The Congress today dived to a new low in state elections, managing only 54 of 690 seats spread across five states.
This means only 7.8 per cent of the seats at play in these state elections went to the Congress, India's oldest party.
The Congress today lost Punjab and failed to make a comeback in Uttarakhand, Goa and Manipur.
In Uttar Pradesh, with a vote share of just 2.3 per cent, the Congress is looking to win only two seats, despite a high-voltage campaign by Priyanka Gandhi Vadra - the party's UP in-charge - and Rahul Gandhi.
With its rapidly shrinking political space, the Congress now rules only two big states - Rajasthan and Chhattisgarh.
In Maharashtra, it is in a coalition with the Shiv Sena and Nationalist Congress Party (NCP).
Both the Gandhis acknowledged the drubbing on Twitter.
Rahul Gandhi said the party would learn from these election results.
"Humbly accept the people's verdict. Best wishes to those who have won the mandate. My gratitude to all Congress workers and volunteers for their hard work and dedication. We will learn from this and keep working for the interests of the people of India," he wrote on Twitter.
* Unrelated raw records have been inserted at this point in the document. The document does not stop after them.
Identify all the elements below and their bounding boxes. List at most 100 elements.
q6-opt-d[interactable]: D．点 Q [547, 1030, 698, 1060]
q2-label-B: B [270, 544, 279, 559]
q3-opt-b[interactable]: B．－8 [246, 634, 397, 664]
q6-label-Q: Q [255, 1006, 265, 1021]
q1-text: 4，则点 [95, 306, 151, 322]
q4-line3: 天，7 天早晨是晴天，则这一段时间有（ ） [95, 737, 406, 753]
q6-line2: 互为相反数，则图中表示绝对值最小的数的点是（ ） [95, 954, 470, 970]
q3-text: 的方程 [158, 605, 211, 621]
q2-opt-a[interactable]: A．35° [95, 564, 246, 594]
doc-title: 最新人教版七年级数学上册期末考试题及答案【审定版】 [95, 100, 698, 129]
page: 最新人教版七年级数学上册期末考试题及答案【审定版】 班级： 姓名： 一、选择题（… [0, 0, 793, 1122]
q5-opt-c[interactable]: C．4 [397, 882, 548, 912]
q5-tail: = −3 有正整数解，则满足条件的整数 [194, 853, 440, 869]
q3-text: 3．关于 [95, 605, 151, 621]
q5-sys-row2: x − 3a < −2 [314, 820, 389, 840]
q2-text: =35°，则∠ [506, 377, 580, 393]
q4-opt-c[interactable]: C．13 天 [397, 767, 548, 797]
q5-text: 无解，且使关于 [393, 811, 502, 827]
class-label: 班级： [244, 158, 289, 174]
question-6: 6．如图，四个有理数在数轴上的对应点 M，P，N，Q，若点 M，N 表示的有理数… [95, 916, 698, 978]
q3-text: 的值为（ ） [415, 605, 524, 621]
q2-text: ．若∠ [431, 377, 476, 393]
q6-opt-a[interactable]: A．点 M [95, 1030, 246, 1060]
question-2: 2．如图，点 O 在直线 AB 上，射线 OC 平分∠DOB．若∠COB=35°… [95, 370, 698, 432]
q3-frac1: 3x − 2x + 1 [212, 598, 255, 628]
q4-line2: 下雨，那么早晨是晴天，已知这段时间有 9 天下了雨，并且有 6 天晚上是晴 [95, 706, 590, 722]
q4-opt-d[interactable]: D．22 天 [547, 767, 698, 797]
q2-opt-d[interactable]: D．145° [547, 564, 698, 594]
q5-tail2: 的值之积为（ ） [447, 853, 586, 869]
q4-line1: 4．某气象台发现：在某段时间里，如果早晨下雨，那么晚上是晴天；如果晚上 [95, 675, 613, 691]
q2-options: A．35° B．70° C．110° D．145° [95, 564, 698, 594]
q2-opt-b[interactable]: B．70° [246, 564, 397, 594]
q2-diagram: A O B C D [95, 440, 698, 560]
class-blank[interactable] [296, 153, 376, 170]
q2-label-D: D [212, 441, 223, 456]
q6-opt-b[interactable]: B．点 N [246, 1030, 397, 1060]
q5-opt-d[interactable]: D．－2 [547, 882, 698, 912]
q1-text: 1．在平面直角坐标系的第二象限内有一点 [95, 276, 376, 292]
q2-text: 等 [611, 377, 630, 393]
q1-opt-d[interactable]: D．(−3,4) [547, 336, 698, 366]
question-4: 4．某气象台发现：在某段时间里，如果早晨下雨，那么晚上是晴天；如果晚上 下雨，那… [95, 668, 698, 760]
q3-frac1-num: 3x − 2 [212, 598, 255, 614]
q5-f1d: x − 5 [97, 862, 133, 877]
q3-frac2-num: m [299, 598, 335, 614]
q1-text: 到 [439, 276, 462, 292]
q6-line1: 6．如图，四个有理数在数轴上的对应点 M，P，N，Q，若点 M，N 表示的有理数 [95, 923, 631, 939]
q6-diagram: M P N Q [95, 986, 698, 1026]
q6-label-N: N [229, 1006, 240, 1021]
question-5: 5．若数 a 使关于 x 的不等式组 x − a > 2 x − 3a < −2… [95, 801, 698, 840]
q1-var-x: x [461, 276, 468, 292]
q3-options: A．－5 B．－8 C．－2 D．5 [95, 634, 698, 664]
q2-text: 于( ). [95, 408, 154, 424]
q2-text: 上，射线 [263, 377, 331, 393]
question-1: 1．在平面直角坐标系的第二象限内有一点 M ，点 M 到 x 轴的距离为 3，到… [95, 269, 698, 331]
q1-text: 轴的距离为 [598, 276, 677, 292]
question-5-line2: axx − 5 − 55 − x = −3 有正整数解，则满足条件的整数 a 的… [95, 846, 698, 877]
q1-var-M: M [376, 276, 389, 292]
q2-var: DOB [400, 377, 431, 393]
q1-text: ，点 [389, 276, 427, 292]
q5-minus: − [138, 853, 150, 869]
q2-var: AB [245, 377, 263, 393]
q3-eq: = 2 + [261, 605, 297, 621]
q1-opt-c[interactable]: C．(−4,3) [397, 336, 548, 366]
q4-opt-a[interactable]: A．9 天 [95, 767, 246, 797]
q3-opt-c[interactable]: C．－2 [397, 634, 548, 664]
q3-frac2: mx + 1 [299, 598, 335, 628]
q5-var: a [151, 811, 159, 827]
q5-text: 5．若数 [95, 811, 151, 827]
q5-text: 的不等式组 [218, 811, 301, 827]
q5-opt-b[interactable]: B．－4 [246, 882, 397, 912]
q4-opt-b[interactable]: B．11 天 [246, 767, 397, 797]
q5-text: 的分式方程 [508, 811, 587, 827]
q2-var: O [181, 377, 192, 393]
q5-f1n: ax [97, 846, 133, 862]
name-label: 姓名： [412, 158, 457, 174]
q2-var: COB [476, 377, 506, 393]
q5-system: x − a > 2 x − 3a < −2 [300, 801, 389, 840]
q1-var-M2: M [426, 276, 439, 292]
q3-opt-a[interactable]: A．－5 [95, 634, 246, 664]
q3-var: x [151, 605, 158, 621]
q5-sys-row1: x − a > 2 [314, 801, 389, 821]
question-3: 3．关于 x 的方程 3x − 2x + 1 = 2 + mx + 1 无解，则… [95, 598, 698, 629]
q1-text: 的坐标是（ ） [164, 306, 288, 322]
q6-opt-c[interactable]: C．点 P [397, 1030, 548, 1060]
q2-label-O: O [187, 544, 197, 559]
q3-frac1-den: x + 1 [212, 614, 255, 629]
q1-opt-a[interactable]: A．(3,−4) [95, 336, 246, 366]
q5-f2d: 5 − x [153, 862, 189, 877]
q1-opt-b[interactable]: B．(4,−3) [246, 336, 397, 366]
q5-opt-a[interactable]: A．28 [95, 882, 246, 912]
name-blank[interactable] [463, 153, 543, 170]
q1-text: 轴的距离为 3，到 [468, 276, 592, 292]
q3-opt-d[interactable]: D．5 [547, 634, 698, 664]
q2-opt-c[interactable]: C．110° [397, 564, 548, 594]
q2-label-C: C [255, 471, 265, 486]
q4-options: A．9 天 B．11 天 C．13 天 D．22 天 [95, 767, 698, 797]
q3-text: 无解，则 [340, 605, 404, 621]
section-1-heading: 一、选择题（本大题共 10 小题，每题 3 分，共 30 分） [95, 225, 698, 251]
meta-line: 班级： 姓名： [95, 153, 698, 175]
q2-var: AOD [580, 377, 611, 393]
Priyanka Gandhi said party workers and leaders had worked hard but failed to convert it into votes.
"The vote of the people is paramount in a democracy. Our workers and leaders worked hard, established the organisation, fought on the issues of the people. But, we were not able to convert our hard work into votes," Priyanka Gandhi tweeted in Hindi.
"The Congress party, for the betterment of UP and the people, will continue to fulfil the duty of a combative opposition by following a positive agenda," she said.
The Congress's poor show will once again spotlight the Gandhis and questions on their leadership.
Rahul and Priyanka Gandhi were the only star campaigners in these elections.
They are likely to face questions over decisions like the eleventh-hour replacement of Amarinder Singh as Punjab Chief Minister and the portrayal of Charanjit Singh Channi as a Dalit leader, which apparently backfired.
Leaders of the G-23 - the 23 dissidents who wrote to Sonia Gandhi asking for a visible and full-time leadership of the party and sweeping organisational changes - again pitched for change today.
"All of us who believe in Congress are hurting from the results of the recent assembly elections. It is time to reaffirm the idea of India that the Congress has stood for and the positive agenda it offers the nation," wrote Shashi Tharoor, a member of that group.
"And to reform our organisational leadership in a manner that will reignite those ideas and inspire the people. One thing is clear - Change is unavoidable if we need to succeed," he tweeted.